As I see it, the garage sale experience has to be balanced by other kinds of learning too. One is what other posters have mentioned, that things have to be gotten rid of as well as obtained. This is going to be a lot harder for kids than learning to spend. Maybe it needs to happen before you go to the sale: "If you can find a handful of toys for us to take to Goodwill, then you get a dollar to spend at the sale. Or you can keep your current toys, your choice."

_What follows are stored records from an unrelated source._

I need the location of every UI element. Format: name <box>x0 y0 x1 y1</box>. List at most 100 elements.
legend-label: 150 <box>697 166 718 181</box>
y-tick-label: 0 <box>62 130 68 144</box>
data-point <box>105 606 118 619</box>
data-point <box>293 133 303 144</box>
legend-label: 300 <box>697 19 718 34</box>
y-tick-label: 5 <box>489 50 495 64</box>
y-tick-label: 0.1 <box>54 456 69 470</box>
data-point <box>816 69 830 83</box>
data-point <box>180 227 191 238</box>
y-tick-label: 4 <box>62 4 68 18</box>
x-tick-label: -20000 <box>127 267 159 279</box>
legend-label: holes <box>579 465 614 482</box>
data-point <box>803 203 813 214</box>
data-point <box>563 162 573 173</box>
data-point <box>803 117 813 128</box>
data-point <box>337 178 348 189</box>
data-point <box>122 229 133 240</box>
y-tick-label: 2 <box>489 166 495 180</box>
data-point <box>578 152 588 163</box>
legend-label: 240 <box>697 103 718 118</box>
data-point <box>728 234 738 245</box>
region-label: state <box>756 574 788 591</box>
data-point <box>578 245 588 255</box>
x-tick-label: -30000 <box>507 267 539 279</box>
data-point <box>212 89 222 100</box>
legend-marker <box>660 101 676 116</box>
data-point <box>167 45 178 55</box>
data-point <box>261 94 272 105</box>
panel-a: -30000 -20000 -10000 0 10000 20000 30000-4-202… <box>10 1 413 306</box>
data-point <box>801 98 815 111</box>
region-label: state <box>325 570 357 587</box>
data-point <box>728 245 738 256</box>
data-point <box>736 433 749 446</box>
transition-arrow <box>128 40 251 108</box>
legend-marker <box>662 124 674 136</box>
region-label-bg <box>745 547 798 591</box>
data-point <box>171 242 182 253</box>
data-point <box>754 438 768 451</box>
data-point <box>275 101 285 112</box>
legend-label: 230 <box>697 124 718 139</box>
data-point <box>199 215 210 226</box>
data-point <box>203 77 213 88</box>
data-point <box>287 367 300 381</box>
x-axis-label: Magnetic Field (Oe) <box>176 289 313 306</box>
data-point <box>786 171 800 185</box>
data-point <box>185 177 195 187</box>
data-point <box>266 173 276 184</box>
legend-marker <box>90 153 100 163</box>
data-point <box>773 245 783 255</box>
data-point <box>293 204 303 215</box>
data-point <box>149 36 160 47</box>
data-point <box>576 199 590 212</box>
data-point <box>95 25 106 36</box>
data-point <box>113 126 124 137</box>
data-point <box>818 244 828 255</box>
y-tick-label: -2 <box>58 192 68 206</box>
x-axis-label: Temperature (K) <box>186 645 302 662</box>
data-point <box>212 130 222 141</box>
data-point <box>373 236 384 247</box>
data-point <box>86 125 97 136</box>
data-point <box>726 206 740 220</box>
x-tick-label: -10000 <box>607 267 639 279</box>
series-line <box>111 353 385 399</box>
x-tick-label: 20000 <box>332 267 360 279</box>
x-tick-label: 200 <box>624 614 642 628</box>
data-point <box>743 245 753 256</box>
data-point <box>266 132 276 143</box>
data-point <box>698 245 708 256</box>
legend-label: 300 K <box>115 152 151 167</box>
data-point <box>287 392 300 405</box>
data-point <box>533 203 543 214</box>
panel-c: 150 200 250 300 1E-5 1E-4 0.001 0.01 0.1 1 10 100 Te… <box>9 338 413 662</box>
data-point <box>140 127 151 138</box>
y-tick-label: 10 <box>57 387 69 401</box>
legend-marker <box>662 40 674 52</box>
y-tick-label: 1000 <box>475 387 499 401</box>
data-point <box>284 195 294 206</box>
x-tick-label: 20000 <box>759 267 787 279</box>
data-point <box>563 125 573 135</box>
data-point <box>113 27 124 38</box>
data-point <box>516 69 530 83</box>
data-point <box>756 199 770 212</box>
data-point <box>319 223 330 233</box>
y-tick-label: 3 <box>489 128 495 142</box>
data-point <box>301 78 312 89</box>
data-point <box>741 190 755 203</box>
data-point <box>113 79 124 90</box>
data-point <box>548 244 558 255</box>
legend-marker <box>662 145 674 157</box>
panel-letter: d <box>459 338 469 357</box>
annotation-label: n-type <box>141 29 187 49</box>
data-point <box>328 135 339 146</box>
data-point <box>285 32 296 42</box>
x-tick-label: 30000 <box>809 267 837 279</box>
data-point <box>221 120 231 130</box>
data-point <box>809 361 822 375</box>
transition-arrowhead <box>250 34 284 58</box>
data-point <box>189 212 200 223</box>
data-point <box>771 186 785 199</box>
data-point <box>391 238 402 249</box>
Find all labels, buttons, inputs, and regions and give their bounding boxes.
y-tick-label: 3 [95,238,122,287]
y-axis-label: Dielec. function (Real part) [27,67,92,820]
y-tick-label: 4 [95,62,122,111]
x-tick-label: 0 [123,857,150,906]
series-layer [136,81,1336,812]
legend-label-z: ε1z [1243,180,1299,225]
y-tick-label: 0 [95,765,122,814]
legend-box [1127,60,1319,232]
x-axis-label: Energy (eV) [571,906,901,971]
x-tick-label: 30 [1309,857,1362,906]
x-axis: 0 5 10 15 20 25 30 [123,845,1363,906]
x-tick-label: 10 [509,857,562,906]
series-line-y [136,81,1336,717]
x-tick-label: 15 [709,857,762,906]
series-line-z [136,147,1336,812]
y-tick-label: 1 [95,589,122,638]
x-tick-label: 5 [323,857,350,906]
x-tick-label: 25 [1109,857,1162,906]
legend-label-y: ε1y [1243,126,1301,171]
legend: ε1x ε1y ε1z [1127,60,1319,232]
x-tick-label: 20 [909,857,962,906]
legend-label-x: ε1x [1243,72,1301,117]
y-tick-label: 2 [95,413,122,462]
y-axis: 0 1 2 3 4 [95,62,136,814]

But another is to learn that there are other excellent things to do with that money. Right now every time they go to a garage sale they get free money. It's as if money is generated by shopping. They need some kind of structure where they're making the choice between spending and saving for something greater. Maybe every time they save $10, you give them $1 in interest. So every week it would be "Here is a dollar — you can spend it for toys at the garage sale (although you do have a lot of toys already), or you can save it in this piggy bank and when you have $10 you'll get another dollar. Then eventually you can use that money for X, Y, or Z (good things that they might use that money for, maybe some experiences rather than just more toys)."
Again, I think you're spot on to be alert to the messages you're giving them.